As a companion to the film, I suggest you also visit Because the movie will starkly show the truth of bullying; it makes us aware, but we don’t want to stop there. Awareness must lead to action.

Research shows that 93% of schools now have policies against bullying. Fine. Good.

But when those school employees were asked if they’ve ever received training on how to intervene in a bullying situation, only half say that they have ever received training on how to deal with bullying.
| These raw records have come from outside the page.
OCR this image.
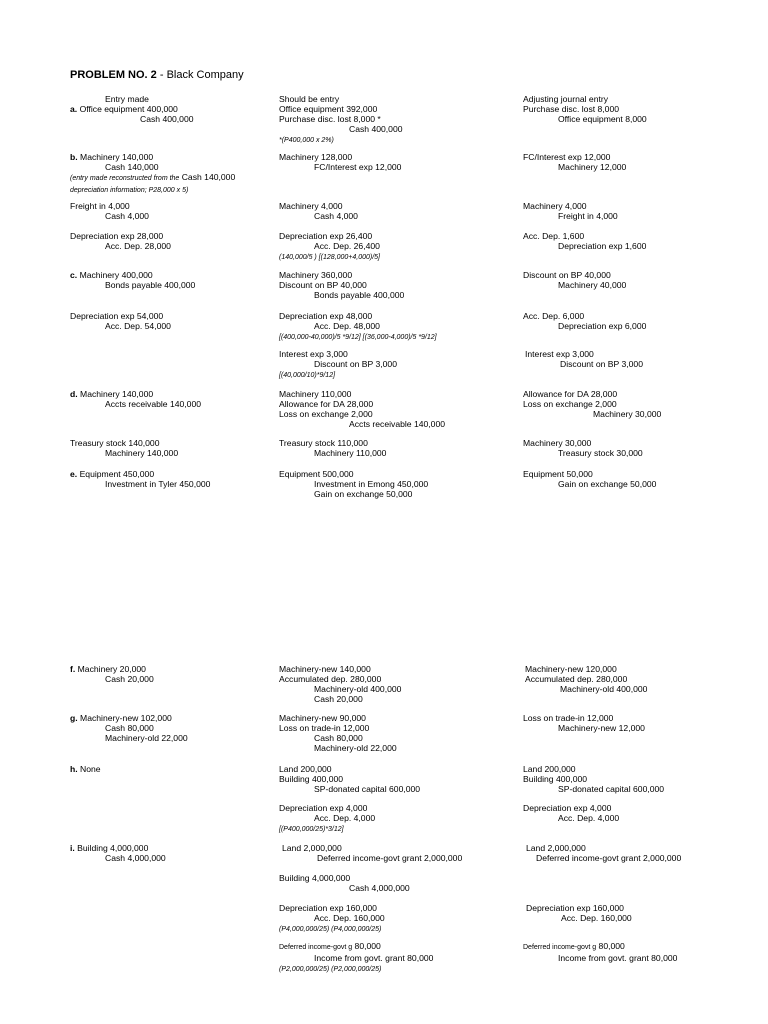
PROBLEM NO. 2 - Black Company
Entry made
a. Office equipment 400,000
Cash 400,000
Should be entry
Office equipment 392,000
Purchase disc. lost 8,000 *
Cash 400,000
*(P400,000 x 2%)
Adjusting journal entry
Purchase disc. lost 8,000
Office equipment 8,000
b. Machinery 140,000
Cash 140,000
(entry made reconstructed from the Cash 140,000
depreciation information; P28,000 x 5)
Machinery 128,000
FC/Interest exp 12,000
FC/Interest exp 12,000
Machinery 12,000
Freight in 4,000
Cash 4,000
Machinery 4,000
Cash 4,000
Machinery 4,000
Freight in 4,000
Depreciation exp 28,000
Acc. Dep. 28,000
Depreciation exp 26,400
Acc. Dep. 26,400
(140,000/5 ) [(128,000+4,000)/5]
Acc. Dep. 1,600
Depreciation exp 1,600
c. Machinery 400,000
Bonds payable 400,000
Machinery 360,000
Discount on BP 40,000
Bonds payable 400,000
Discount on BP 40,000
Machinery 40,000
Depreciation exp 54,000
Acc. Dep. 54,000
Depreciation exp 48,000
Acc. Dep. 48,000
[(400,000-40,000)/5 *9/12] [(36,000-4,000)/5 *9/12]
Acc. Dep. 6,000
Depreciation exp 6,000
Interest exp 3,000
Discount on BP 3,000
[(40,000/10)*9/12]
Interest exp 3,000
Discount on BP 3,000
d. Machinery 140,000
Accts receivable 140,000
Machinery 110,000
Allowance for DA 28,000
Loss on exchange 2,000
Accts receivable 140,000
Allowance for DA 28,000
Loss on exchange 2,000
Machinery 30,000
Treasury stock 140,000
Machinery 140,000
Treasury stock 110,000
Machinery 110,000
Machinery 30,000
Treasury stock 30,000
e. Equipment 450,000
Investment in Tyler 450,000
Equipment 500,000
Investment in Emong 450,000
Gain on exchange 50,000
Equipment 50,000
Gain on exchange 50,000
f. Machinery 20,000
Cash 20,000
Machinery-new 140,000
Accumulated dep. 280,000
Machinery-old 400,000
Cash 20,000
Machinery-new 120,000
Accumulated dep. 280,000
Machinery-old 400,000
g. Machinery-new 102,000
Cash 80,000
Machinery-old 22,000
Machinery-new 90,000
Loss on trade-in 12,000
Cash 80,000
Machinery-old 22,000
Loss on trade-in 12,000
Machinery-new 12,000
h. None	Land 200,000
Building 400,000
SP-donated capital 600,000
Land 200,000
Building 400,000
SP-donated capital 600,000
Depreciation exp 4,000
Acc. Dep. 4,000
[(P400,000/25)*3/12]
Depreciation exp 4,000
Acc. Dep. 4,000
i. Building 4,000,000
Cash 4,000,000
Land 2,000,000
Deferred income-govt grant 2,000,000
Land 2,000,000
Deferred income-govt grant 2,000,000
Building 4,000,000
Cash 4,000,000
Depreciation exp 160,000
Acc. Dep. 160,000
(P4,000,000/25) (P4,000,000/25)
Depreciation exp 160,000
Acc. Dep. 160,000
Deferred income-govt g 80,000
Income from govt. grant 80,000
(P2,000,000/25) (P2,000,000/25)
Deferred income-govt g 80,000
Income from govt. grant 80,000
Which means most of us would turn to what our mothers told us when we experienced teasing or bullying when small. My mom told me as I told my sons, “Just ignore them and they’ll go away.”

This is a big, fat Don’t.

When a child tells an adult about being bullied and hears “Just ignore them, and they’ll go away,” the message that is delivered is, “I’m just going to ignore you, and you’ll go away.”

The child is being told, “I don’t intend to help you; this isn’t serious; no biggy.”

And when a child can’t take it anymore and doesn’t think that any adult cares, that’s when a desperate child can resort to an act of desperation. And even those children who don’t end up in a news story end up being tortured by the memory of being bullied for the rest of their lives. No good comes from ignoring a bullied child.

So what are the Do’s?stop bullying

Do step in.
It’s an adult’s place to intervene. Bullying is not a childish game.

Do separate them.
Don’t question children in front of each other. The bully can be dangerous. Bystanders may be intimidated. Question children privately and separately and you’re more likely to get a more complete picture of what’s happening.

Do be calm and respectful
and model for the children the gravity of bullying and that you intend to get to the bottom of it and you intend to stop it.

Do tell the bullied child,
“I’m glad you told me about this. This is very serious. I am going to make sure no one hurts you. No one deserves to be bullied.

The truth is, it is very hard to immediately stop a bully from bullying again. But the bigger truth of this final Do is that the bullied child knows immediately that he or she is not alone. You cannot imagine how powerful this is. The bullied child hears, “Someone is going to help me. Someone says I don’t deserve to be bullied. I am not all by myself.”

A bully steals a piece of the victim’s soul. If someone stole that child’s lunch money, there would be a dozen adults making sure the thief was caught and punished and the child was protected. How much more valuable is a child’s soul? How much greater a loss is that child’s self-respect, and sense of safety? Shouldn’t a dozen adults be running to protect those treasures?

So go to the movies. Take your friends and families and watch and become more aware than you might want to be about the children who need just one, caring adult in their lives. But if you are the type of person to see such great need and say to yourself, “Wow. Golly, that’s interesting. Gee, thanks for letting me know.” Then stay home.

If you’re the type of person who says, “I have to do something about this,” then come. Fill up your hearts with these children. And be moved to more than tears. Be moved to act to save them.